The tangents drawn to a parabola at points (1,2) and (3,4) intersect at (-2,-3). Prove that the slope of the axis of the parabola is $\frac{3}{2}$

Question

The vertex of the parabola is not given in the question. I have tried to solve this question by writing the general eqn of a tangent for the parabola in point form, and using a third equation $T^2=SS_1$ but it's very long and I couldn't solve it. Can someone suggest a shorter method.

Answer 1

Let $P \equiv (1,2)$, $Q\equiv (3,4)$ then $PQ$ is a chord of the parabola. Now, out of all the diameters(lines parallel to the axis) of this parabola, one will bisect this chord and all other chords parallel to $PQ$.

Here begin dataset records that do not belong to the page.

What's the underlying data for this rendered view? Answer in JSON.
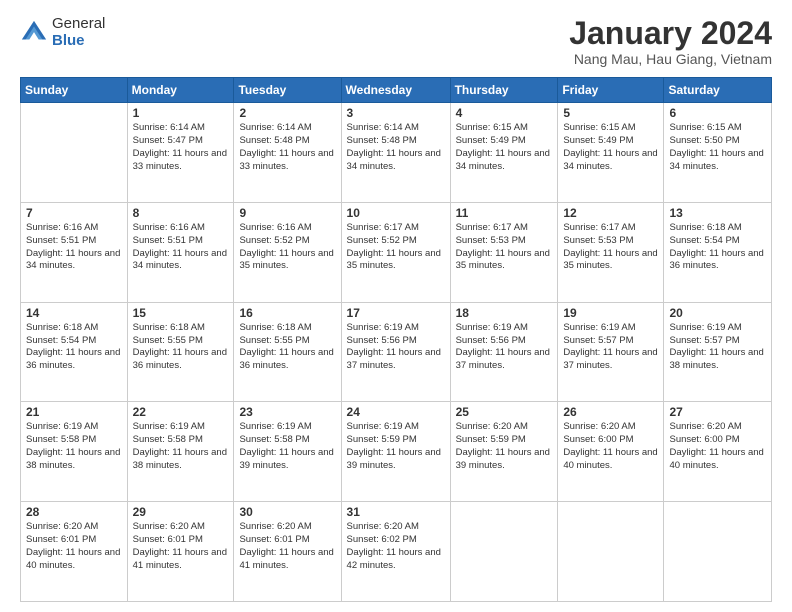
{
  "header": {
    "logo_general": "General",
    "logo_blue": "Blue",
    "month_title": "January 2024",
    "location": "Nang Mau, Hau Giang, Vietnam"
  },
  "days_of_week": [
    "Sunday",
    "Monday",
    "Tuesday",
    "Wednesday",
    "Thursday",
    "Friday",
    "Saturday"
  ],
  "weeks": [
    [
      {
        "day": "",
        "info": ""
      },
      {
        "day": "1",
        "info": "Sunrise: 6:14 AM\nSunset: 5:47 PM\nDaylight: 11 hours\nand 33 minutes."
      },
      {
        "day": "2",
        "info": "Sunrise: 6:14 AM\nSunset: 5:48 PM\nDaylight: 11 hours\nand 33 minutes."
      },
      {
        "day": "3",
        "info": "Sunrise: 6:14 AM\nSunset: 5:48 PM\nDaylight: 11 hours\nand 34 minutes."
      },
      {
        "day": "4",
        "info": "Sunrise: 6:15 AM\nSunset: 5:49 PM\nDaylight: 11 hours\nand 34 minutes."
      },
      {
        "day": "5",
        "info": "Sunrise: 6:15 AM\nSunset: 5:49 PM\nDaylight: 11 hours\nand 34 minutes."
      },
      {
        "day": "6",
        "info": "Sunrise: 6:15 AM\nSunset: 5:50 PM\nDaylight: 11 hours\nand 34 minutes."
      }
    ],
    [
      {
        "day": "7",
        "info": "Sunrise: 6:16 AM\nSunset: 5:51 PM\nDaylight: 11 hours\nand 34 minutes."
      },
      {
        "day": "8",
        "info": "Sunrise: 6:16 AM\nSunset: 5:51 PM\nDaylight: 11 hours\nand 34 minutes."
      },
      {
        "day": "9",
        "info": "Sunrise: 6:16 AM\nSunset: 5:52 PM\nDaylight: 11 hours\nand 35 minutes."
      },
      {
        "day": "10",
        "info": "Sunrise: 6:17 AM\nSunset: 5:52 PM\nDaylight: 11 hours\nand 35 minutes."
      },
      {
        "day": "11",
        "info": "Sunrise: 6:17 AM\nSunset: 5:53 PM\nDaylight: 11 hours\nand 35 minutes."
      },
      {
        "day": "12",
        "info": "Sunrise: 6:17 AM\nSunset: 5:53 PM\nDaylight: 11 hours\nand 35 minutes."
      },
      {
        "day": "13",
        "info": "Sunrise: 6:18 AM\nSunset: 5:54 PM\nDaylight: 11 hours\nand 36 minutes."
      }
    ],
    [
      {
        "day": "14",
        "info": "Sunrise: 6:18 AM\nSunset: 5:54 PM\nDaylight: 11 hours\nand 36 minutes."
      },
      {
        "day": "15",
        "info": "Sunrise: 6:18 AM\nSunset: 5:55 PM\nDaylight: 11 hours\nand 36 minutes."
      },
      {
        "day": "16",
        "info": "Sunrise: 6:18 AM\nSunset: 5:55 PM\nDaylight: 11 hours\nand 36 minutes."
      },
      {
        "day": "17",
        "info": "Sunrise: 6:19 AM\nSunset: 5:56 PM\nDaylight: 11 hours\nand 37 minutes."
      },
      {
        "day": "18",
        "info": "Sunrise: 6:19 AM\nSunset: 5:56 PM\nDaylight: 11 hours\nand 37 minutes."
      },
      {
        "day": "19",
        "info": "Sunrise: 6:19 AM\nSunset: 5:57 PM\nDaylight: 11 hours\nand 37 minutes."
      },
      {
        "day": "20",
        "info": "Sunrise: 6:19 AM\nSunset: 5:57 PM\nDaylight: 11 hours\nand 38 minutes."
      }
    ],
    [
      {
        "day": "21",
        "info": "Sunrise: 6:19 AM\nSunset: 5:58 PM\nDaylight: 11 hours\nand 38 minutes."
      },
      {
        "day": "22",
        "info": "Sunrise: 6:19 AM\nSunset: 5:58 PM\nDaylight: 11 hours\nand 38 minutes."
      },
      {
        "day": "23",
        "info": "Sunrise: 6:19 AM\nSunset: 5:58 PM\nDaylight: 11 hours\nand 39 minutes."
      },
      {
        "day": "24",
        "info": "Sunrise: 6:19 AM\nSunset: 5:59 PM\nDaylight: 11 hours\nand 39 minutes."
      },
      {
        "day": "25",
        "info": "Sunrise: 6:20 AM\nSunset: 5:59 PM\nDaylight: 11 hours\nand 39 minutes."
      },
      {
        "day": "26",
        "info": "Sunrise: 6:20 AM\nSunset: 6:00 PM\nDaylight: 11 hours\nand 40 minutes."
      },
      {
        "day": "27",
        "info": "Sunrise: 6:20 AM\nSunset: 6:00 PM\nDaylight: 11 hours\nand 40 minutes."
      }
    ],
    [
      {
        "day": "28",
        "info": "Sunrise: 6:20 AM\nSunset: 6:01 PM\nDaylight: 11 hours\nand 40 minutes."
      },
      {
        "day": "29",
        "info": "Sunrise: 6:20 AM\nSunset: 6:01 PM\nDaylight: 11 hours\nand 41 minutes."
      },
      {
        "day": "30",
        "info": "Sunrise: 6:20 AM\nSunset: 6:01 PM\nDaylight: 11 hours\nand 41 minutes."
      },
      {
        "day": "31",
        "info": "Sunrise: 6:20 AM\nSunset: 6:02 PM\nDaylight: 11 hours\nand 42 minutes."
      },
      {
        "day": "",
        "info": ""
      },
      {
        "day": "",
        "info": ""
      },
      {
        "day": "",
        "info": ""
      }
    ]
  ]
}
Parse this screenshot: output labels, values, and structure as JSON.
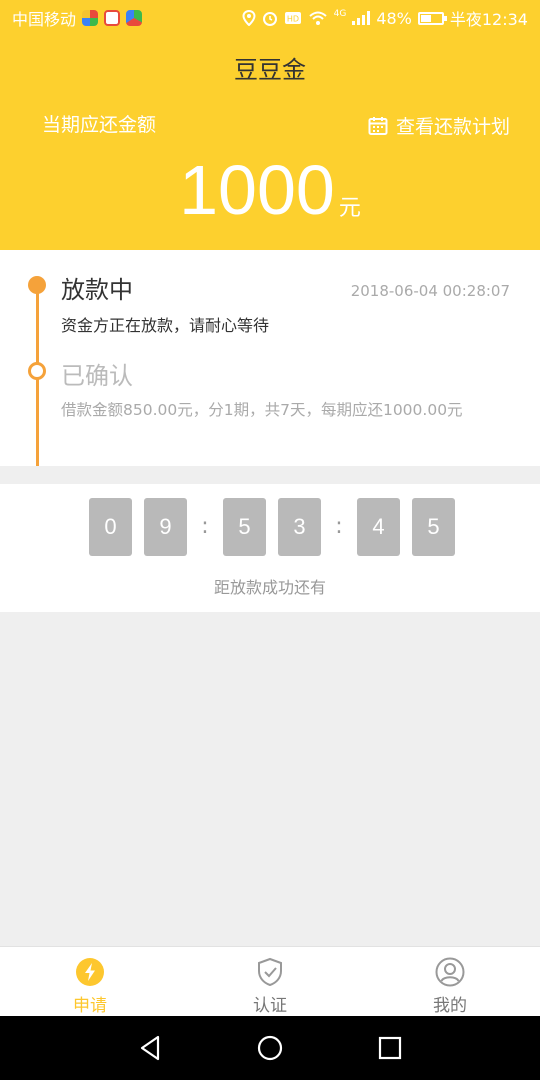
{
  "status_bar": {
    "carrier": "中国移动",
    "battery": "48%",
    "time": "半夜12:34",
    "network": "4G",
    "icons": [
      "location-icon",
      "alarm-icon",
      "hd-icon",
      "wifi-icon",
      "signal-icon",
      "battery-icon"
    ]
  },
  "header": {
    "title": "豆豆金",
    "period_label": "当期应还金额",
    "plan_link": "查看还款计划",
    "amount": "1000",
    "unit": "元",
    "accent_color": "#fdd02e"
  },
  "timeline": {
    "steps": [
      {
        "title": "放款中",
        "time": "2018-06-04 00:28:07",
        "desc": "资金方正在放款，请耐心等待",
        "state": "active"
      },
      {
        "title": "已确认",
        "desc": "借款金额850.00元，分1期，共7天，每期应还1000.00元",
        "state": "done"
      }
    ],
    "line_color": "#f5a23a"
  },
  "countdown": {
    "digits": [
      "0",
      "9",
      "5",
      "3",
      "4",
      "5"
    ],
    "separator": ":",
    "label": "距放款成功还有"
  },
  "tabbar": {
    "tabs": [
      {
        "label": "申请",
        "icon": "lightning-icon",
        "active": true
      },
      {
        "label": "认证",
        "icon": "shield-check-icon",
        "active": false
      },
      {
        "label": "我的",
        "icon": "user-icon",
        "active": false
      }
    ]
  },
  "navbar": {
    "buttons": [
      "back-icon",
      "home-icon",
      "recents-icon"
    ]
  }
}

The diameter passing through the midpoint $R\equiv (\frac{1+3}{2},\frac{2+4}{2}) \equiv (2,3)$ of $PQ$ will also pass through the point of intersection $T \equiv (-2,-3)$ of tangents through $P$ and $Q$ (You can try to prove this statement). Hence, the slope of axis of parabola being parallel to this diameter $RT$ is $\frac{3-(3)}{2-(-2)}=\frac{3}{2}$.

Answer 2

Let $A$ and $B$ be the given points of tangency, and let $P$ be the intersection of the corresponding tangents. The diameter through $P$ must bisect chord $AB$, and every diameter is parallel to the axis.